Yeah I remember the first vloggers and ranters and just thinking it was so stupid. The original site was pretty janky though.
 
Not to be a cynical millenial who had a childhood pre-internet, but, no Youtube did not revolutionize the internet.

Google and YouTube did. They're the 2 most viewed websites in the world. Regardless, something was going to take YouTube's place as the big video sharing site but that site (whatever it may be) revolutionized how video sharing occurs.

Heck, YouTube is a search engine for most.
 

AntoneM

Member
I think what you meant to say was, does Google own the Internet? And the answer is yes.

Google can barely even set up a network of reaching any sort of broad area within a given metro area let alone own the internet. Literally any cable broadband provider has google beat in that department.
 

AntoneM

Member
Google and YouTube did. They're the 2 most viewed websites in the world. Regardless, something was going to take YouTube's place as the big video sharing site but that site (whatever it may be) revolutionized how video sharing occurs.

Heck, YouTube is a search engine for most.
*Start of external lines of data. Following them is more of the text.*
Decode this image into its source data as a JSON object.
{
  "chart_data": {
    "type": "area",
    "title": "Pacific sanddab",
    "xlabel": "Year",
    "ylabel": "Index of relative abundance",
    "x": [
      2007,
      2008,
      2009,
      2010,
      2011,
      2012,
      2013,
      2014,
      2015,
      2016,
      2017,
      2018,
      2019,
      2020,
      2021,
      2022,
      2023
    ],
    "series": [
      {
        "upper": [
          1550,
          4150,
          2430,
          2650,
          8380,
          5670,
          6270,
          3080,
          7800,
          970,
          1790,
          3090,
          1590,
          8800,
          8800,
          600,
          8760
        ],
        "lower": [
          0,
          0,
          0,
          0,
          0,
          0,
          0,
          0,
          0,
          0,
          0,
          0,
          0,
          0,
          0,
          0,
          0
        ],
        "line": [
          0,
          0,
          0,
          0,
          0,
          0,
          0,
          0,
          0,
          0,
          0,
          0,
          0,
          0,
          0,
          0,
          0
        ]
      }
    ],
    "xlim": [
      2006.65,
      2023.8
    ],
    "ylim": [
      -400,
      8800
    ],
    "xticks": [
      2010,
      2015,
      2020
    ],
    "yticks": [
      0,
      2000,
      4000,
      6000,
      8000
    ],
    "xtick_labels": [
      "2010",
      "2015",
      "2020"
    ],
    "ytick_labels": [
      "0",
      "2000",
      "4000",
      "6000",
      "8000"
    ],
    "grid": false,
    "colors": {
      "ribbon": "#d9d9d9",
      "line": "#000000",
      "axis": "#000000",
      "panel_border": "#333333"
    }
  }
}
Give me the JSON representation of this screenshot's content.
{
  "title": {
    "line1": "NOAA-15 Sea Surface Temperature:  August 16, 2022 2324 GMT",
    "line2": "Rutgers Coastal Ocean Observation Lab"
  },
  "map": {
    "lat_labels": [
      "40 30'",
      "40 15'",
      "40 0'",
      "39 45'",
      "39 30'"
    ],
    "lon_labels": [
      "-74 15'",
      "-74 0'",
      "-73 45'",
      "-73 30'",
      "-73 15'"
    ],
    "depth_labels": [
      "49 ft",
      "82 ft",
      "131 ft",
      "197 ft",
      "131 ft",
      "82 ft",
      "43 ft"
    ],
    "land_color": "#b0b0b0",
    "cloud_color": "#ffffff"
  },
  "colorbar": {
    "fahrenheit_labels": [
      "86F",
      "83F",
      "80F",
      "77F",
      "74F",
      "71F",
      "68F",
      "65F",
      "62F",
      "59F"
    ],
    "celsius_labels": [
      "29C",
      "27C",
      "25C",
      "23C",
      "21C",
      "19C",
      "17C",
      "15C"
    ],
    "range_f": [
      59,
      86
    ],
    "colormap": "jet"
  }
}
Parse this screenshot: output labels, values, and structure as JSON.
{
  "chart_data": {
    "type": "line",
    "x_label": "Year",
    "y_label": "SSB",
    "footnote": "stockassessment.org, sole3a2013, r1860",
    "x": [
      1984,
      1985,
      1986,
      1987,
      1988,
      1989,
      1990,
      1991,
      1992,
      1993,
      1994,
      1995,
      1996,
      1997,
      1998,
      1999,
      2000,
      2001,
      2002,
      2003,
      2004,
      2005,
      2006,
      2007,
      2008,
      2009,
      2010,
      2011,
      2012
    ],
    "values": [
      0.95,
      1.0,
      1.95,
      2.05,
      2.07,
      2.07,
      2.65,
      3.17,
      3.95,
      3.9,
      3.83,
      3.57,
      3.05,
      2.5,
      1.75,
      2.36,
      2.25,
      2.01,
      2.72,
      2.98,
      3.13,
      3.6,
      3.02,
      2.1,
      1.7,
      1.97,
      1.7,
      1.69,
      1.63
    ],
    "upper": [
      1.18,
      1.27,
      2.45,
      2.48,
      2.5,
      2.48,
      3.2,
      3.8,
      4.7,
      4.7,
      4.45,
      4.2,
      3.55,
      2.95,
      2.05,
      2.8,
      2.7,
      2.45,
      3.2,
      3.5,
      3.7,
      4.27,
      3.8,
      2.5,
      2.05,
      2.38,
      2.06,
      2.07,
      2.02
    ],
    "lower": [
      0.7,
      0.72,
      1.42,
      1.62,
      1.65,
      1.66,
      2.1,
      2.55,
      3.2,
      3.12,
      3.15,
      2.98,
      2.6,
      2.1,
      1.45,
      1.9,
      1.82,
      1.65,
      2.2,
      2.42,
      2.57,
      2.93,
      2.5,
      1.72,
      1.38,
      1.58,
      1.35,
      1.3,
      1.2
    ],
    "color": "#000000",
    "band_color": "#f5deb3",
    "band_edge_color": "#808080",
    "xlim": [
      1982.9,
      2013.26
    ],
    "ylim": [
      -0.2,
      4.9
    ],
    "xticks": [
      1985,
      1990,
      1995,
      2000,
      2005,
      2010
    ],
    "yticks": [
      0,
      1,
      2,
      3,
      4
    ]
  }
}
I think we have a fundamental misunderstanding of what the internet is. YouTube is a website, and so is Google.
 

Ogodei

Member
I remember using this thing before YT made watching videos online easy.

z8cFgq7.png


*buffering...*

Memory lane. I remember having four different media players on my parents' Windows xp machine in the 2006-8 range, before i discovered vlc and shoved everything else into the ocean.
 
I think we have a fundamental misunderstanding of what the internet is. YouTube is a website, and so is Google.

And those websites have dramatically changed how we interact with the Internet.

You can keep passing the praise down the line until we say metal workers revitalized the Internet but from a user perspective, websites and other interactions are key. The average person isn't really going to care about the history of the WWW because it doesn't matter. What matters is how quickly they can get to A to B while receiving the most amount of information which YouTube and Google provide.